Hello Moto, by Rich Paschall
As early as last fall I was thinking that I should buy or replace everything I need before I retire. In other words, I should get what I need now while I am still working. Social Security is inadequate in the long run. I don’t want to have to buy “stuff” later. I purchased a car with the thought it could be my last one. It mostly sits in front of the house. I will put less than a thousand miles on it the first year. At that pace it should last a while, right?
I recently bought a desk chair. Since I have worked from home since March of 2020, I wore out the cheaper one I had. I needed something more durable. After all, I will be sitting here writing wonderful essays for you long after retirement. I have not made up my mind yet if the latest addition is a good one, however. After sitting on it a few days, I think it may not be meant for an 8 hour day. It is called a “task” chair. I guess it is only for certain tasks.
An eye exam was on my list. I was hoping the result would be the same as the pre-pandemic exam. I literally picked up my current glasses the week everyone was shutting down. If I needed new glasses I thought I better do it while I have vision insurance. Medicare does not cover glasses and many supplemental plans don’t either. Now I understand why my grandmother had her glasses for such a long time. I don’t think they did her much good in her final years.
A phone was also on my list. I kept getting messages that I was running out of storage. I didn’t store much on the phone so I deleted apps, pictures, text messages, and voice mail. I went through the apps I used and cleared the cache, but my good friend Moto kept telling me I was low on storage. I bought this particular phone because it had a lot more storage than my previous phone. In fact, it has more computing power than the Apollo Guidance Computer that was used to land men on the moon. And yet, somehow it is not enough!
I bought the Moto e5 at Best Buy when they carried phones for Virgin Mobile USA. I had Virgin as a carrier for many years. It was really the Sprint network. My first phone did not do much more than make phone calls and send text messages. It did not even have emojis for that. Now my “smart” phone is not smart enough.
Virgin Mobile customers were sold off to another carrier, and I either had to buy a phone online or go to one of their many phone stores. Best Buy was no longer an option. I was too impatient to read through everything online, so I went to the store to ask a bright-looking millennial to help me find the right phone. Actually, I am just guessing he was bright-looking. He wore a mask and his appearance was more like a bandit, but I digress.
“I need a phone with more memory,” I told the phone geek. “I think a lot more memory would be best.” One can never tell when someone will need enough computing power to run the Starship Enterprise, so I wanted a good upgrade now. “I think I have just the thing,” Captain Kirk’s assistant said as he led me over to the Wall of Phones.
I was looking at phones of about the same size, but the Starfleet lieutenant was shaking his head. “This phone is probably what you need,” he said He pointed at something much bigger than I what I had. I explained I did not want to break the bank or buy something bigger, I just needed more memory. The alien from the United Federation of Planets was sure he took me to the right phone.
“The younger generation is looking for something with a larger screen for watching movies,” he said. Well, of course! The same people who want a six-inch screen on their phones to watch movies and play video games are probably the same people who would be mortified if their parents had anything less than a 50-inch LED 4K Ultra High Definition smart television, but I digress…again.

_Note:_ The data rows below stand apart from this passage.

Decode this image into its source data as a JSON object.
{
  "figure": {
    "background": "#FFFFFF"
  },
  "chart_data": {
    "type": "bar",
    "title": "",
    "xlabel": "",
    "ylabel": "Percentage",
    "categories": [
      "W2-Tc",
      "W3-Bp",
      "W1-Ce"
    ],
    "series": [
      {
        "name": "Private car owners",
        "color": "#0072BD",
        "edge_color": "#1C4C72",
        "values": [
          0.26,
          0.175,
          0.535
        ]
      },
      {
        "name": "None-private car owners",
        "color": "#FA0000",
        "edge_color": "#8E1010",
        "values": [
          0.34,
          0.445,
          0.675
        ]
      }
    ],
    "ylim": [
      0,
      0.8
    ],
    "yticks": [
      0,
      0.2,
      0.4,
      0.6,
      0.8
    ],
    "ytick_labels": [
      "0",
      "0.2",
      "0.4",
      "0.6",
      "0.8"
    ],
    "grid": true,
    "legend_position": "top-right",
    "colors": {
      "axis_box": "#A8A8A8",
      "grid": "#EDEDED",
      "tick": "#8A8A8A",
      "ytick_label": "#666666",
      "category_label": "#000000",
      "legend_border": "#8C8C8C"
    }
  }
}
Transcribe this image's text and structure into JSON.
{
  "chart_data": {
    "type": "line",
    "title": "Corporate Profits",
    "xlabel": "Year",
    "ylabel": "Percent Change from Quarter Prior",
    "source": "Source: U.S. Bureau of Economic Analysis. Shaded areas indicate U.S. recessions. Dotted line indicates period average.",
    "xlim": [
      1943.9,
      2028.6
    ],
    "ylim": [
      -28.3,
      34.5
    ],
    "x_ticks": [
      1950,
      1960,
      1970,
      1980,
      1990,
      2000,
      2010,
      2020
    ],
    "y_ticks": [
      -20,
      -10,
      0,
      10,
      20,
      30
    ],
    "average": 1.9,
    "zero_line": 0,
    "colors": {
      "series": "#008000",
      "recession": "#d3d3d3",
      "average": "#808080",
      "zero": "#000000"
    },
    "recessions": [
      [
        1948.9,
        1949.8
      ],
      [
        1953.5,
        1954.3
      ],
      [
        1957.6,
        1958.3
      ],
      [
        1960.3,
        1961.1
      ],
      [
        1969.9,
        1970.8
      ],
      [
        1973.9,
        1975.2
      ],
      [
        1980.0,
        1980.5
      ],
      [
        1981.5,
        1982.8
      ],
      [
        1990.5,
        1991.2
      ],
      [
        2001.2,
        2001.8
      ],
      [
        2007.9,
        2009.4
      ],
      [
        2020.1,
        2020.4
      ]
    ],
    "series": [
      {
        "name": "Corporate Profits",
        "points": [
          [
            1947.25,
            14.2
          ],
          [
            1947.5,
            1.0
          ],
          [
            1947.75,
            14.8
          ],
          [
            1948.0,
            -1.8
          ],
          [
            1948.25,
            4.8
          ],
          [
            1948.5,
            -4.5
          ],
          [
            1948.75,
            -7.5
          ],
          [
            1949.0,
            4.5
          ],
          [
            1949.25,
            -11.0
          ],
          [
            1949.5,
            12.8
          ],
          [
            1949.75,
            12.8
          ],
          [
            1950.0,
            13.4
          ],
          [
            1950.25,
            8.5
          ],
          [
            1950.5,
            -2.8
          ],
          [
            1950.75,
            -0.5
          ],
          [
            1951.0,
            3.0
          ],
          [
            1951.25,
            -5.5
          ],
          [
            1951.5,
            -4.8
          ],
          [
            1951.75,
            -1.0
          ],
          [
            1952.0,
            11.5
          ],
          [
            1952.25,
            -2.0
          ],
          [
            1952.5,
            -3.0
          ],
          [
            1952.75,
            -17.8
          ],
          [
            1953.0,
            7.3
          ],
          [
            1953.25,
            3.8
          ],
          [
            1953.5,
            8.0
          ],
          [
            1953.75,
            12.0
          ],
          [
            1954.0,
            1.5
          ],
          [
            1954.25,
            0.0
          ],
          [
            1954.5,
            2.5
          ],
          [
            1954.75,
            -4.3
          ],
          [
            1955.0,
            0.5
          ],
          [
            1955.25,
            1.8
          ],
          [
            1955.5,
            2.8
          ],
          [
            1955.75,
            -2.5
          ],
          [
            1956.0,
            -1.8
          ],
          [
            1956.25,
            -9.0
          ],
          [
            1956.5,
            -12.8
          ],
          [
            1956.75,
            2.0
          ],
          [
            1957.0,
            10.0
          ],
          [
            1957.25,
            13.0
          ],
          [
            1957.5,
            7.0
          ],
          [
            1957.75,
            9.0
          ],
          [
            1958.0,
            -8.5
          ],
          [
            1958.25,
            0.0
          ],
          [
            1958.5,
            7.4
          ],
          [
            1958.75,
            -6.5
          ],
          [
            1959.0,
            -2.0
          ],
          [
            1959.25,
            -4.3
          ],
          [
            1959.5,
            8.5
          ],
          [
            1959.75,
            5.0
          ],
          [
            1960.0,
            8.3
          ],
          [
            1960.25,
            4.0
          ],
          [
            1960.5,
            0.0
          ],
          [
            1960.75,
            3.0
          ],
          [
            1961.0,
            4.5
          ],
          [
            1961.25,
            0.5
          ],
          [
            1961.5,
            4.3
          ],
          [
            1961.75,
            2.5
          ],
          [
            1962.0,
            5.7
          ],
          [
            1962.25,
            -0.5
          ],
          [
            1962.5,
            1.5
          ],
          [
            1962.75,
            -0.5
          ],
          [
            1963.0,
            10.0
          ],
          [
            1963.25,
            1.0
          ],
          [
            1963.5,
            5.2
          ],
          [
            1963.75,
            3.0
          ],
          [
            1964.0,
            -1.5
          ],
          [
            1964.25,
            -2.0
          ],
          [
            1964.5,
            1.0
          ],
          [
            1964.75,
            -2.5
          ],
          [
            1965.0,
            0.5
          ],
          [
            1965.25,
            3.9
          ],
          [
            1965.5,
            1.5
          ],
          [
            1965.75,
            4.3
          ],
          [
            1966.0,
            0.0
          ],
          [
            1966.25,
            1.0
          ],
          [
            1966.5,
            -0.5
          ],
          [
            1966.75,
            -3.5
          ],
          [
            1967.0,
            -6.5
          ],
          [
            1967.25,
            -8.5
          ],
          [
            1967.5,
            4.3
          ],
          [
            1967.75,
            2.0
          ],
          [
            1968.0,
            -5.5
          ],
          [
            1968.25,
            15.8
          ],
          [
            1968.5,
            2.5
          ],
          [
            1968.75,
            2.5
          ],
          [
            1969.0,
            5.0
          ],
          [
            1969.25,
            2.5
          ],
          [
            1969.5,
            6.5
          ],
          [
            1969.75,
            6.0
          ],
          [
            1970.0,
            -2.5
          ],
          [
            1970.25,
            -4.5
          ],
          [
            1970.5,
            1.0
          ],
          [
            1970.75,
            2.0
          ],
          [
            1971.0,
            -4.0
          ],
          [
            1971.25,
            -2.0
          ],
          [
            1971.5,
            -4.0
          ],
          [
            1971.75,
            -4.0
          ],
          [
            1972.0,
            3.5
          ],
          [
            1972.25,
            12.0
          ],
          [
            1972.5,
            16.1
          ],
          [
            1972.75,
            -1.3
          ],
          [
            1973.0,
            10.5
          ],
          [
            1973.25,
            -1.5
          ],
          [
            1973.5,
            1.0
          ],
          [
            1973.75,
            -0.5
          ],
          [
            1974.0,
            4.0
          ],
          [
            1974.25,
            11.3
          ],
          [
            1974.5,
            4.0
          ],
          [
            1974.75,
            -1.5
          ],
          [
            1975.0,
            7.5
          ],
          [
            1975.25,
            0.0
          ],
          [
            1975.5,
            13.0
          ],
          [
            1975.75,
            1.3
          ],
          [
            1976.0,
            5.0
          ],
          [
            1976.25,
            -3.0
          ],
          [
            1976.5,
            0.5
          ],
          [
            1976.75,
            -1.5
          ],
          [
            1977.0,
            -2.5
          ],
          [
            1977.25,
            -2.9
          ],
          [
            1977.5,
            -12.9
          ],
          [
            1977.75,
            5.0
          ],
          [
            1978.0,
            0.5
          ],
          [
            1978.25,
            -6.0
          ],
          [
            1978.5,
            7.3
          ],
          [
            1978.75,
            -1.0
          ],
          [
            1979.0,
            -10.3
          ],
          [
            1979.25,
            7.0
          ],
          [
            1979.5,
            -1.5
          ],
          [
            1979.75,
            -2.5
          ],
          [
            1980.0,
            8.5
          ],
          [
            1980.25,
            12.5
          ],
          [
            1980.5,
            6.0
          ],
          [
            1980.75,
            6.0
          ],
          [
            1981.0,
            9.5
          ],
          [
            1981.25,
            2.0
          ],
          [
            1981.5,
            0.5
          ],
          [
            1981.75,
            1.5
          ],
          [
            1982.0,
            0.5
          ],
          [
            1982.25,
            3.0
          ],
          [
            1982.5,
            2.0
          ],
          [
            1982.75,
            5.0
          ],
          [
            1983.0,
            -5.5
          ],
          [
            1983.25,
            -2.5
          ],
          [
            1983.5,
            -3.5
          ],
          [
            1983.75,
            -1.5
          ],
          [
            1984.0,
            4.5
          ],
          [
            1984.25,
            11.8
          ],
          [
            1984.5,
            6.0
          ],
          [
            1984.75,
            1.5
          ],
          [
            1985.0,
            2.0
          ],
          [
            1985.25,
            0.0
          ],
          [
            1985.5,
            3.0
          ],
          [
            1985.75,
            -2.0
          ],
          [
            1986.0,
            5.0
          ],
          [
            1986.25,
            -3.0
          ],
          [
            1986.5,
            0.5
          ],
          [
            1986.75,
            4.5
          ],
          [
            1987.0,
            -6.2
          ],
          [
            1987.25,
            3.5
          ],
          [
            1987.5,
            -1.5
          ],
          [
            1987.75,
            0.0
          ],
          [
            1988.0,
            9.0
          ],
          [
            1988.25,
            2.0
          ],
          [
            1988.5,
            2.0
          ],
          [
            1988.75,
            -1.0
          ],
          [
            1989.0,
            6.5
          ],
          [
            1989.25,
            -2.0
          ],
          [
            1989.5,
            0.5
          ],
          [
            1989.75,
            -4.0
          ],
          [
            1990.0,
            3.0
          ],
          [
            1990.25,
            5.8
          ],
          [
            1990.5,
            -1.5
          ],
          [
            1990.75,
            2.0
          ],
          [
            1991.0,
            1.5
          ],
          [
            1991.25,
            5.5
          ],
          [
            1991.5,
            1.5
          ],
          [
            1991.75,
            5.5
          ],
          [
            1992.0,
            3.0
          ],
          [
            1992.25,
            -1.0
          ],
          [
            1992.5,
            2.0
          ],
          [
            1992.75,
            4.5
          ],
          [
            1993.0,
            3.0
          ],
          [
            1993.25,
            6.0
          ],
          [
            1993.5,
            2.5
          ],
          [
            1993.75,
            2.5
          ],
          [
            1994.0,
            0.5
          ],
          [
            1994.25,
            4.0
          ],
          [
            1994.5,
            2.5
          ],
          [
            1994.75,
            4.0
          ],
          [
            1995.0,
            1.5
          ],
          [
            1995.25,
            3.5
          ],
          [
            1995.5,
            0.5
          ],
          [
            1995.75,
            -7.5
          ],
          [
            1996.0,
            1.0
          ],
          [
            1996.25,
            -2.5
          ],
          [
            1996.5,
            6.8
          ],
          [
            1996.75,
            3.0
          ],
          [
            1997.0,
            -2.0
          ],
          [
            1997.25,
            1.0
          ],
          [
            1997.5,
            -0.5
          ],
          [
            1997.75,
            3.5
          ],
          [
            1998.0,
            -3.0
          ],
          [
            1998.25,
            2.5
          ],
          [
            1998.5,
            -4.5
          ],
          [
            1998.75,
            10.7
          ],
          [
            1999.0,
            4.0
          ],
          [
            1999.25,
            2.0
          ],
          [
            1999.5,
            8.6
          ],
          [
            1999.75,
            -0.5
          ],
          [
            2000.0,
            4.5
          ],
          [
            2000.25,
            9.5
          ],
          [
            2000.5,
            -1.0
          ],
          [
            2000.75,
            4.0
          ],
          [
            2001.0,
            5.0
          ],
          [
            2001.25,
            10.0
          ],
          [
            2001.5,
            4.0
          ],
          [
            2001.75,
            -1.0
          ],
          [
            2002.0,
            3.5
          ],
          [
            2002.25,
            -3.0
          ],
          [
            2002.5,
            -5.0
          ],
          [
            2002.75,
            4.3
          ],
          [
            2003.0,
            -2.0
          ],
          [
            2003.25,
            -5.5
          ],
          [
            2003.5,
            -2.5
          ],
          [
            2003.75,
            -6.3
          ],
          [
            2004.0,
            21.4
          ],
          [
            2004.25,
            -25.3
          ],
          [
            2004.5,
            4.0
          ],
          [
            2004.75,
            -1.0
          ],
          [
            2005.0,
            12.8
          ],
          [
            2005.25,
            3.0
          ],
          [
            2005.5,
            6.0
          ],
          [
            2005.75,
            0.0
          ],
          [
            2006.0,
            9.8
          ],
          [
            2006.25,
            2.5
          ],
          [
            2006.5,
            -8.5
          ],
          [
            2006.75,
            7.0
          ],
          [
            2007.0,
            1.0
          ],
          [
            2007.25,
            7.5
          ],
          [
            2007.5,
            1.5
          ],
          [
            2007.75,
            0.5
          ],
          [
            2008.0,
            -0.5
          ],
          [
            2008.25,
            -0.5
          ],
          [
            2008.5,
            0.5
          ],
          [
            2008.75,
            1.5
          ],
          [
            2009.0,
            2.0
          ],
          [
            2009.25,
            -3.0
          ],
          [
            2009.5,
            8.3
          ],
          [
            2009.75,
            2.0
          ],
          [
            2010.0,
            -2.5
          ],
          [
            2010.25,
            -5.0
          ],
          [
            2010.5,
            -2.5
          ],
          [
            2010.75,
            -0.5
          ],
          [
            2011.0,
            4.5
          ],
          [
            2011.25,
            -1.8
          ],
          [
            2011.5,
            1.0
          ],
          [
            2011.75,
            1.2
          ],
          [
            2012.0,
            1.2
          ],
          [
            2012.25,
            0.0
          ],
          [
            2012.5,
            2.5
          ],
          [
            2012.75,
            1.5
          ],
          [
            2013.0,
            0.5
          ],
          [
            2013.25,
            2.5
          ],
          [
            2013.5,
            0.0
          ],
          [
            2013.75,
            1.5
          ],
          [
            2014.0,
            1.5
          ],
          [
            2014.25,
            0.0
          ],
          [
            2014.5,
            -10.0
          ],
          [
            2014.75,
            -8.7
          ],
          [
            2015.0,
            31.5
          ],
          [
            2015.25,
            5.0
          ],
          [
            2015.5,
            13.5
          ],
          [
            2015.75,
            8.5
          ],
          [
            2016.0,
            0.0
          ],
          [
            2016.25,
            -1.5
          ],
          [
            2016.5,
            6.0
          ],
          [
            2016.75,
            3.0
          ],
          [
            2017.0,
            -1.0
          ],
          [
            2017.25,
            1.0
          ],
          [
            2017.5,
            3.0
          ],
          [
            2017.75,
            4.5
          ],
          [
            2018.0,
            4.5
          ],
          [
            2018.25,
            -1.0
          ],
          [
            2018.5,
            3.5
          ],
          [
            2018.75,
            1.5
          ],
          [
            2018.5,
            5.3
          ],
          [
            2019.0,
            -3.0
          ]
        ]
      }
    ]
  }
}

“I am not going to watch movies on my phone. I have a television for that. I am not going to watch YouTube videos either. I can see those on my 21-inch computer monitor or my television. I just want a phone with more memory.”
My phone wizard must have been a graduate of the Starfleet Academy. He quickly explained all of the features of the new Motorola I should buy. “Your phone probably has 16 GB (gigabytes) of memory. This has 128GB,” he declared with a smile. Well, I think he was smiling. “You will have two days of battery life, four cameras, a faster processor, a fingerprint sensor, and a stylus.”
“Stylus?” I queried. At that, he popped the little metal stick out of the phone to show me that we could write things down on the phone. Yes, we are so advanced, I could take a metal stick and scratch out notes on a 6-inch surface. Now that’s progress!
The phone was triple the price of the previous phone. If I wanted something the same size as I had but with more memory, like a Samsung Galaxy, for example, I would have to pay at least 3 times the price of the new Motorola g Stylus. So I agreed to take the one with the little metal stick.
My new phone friend asked for my phone number before going back to the flight deck where they keep new phones. He set up the phone and copied everything over from the old phone. Before I left he assured me the phone would also receive text messages and make phone calls. Now that’s progress, I think.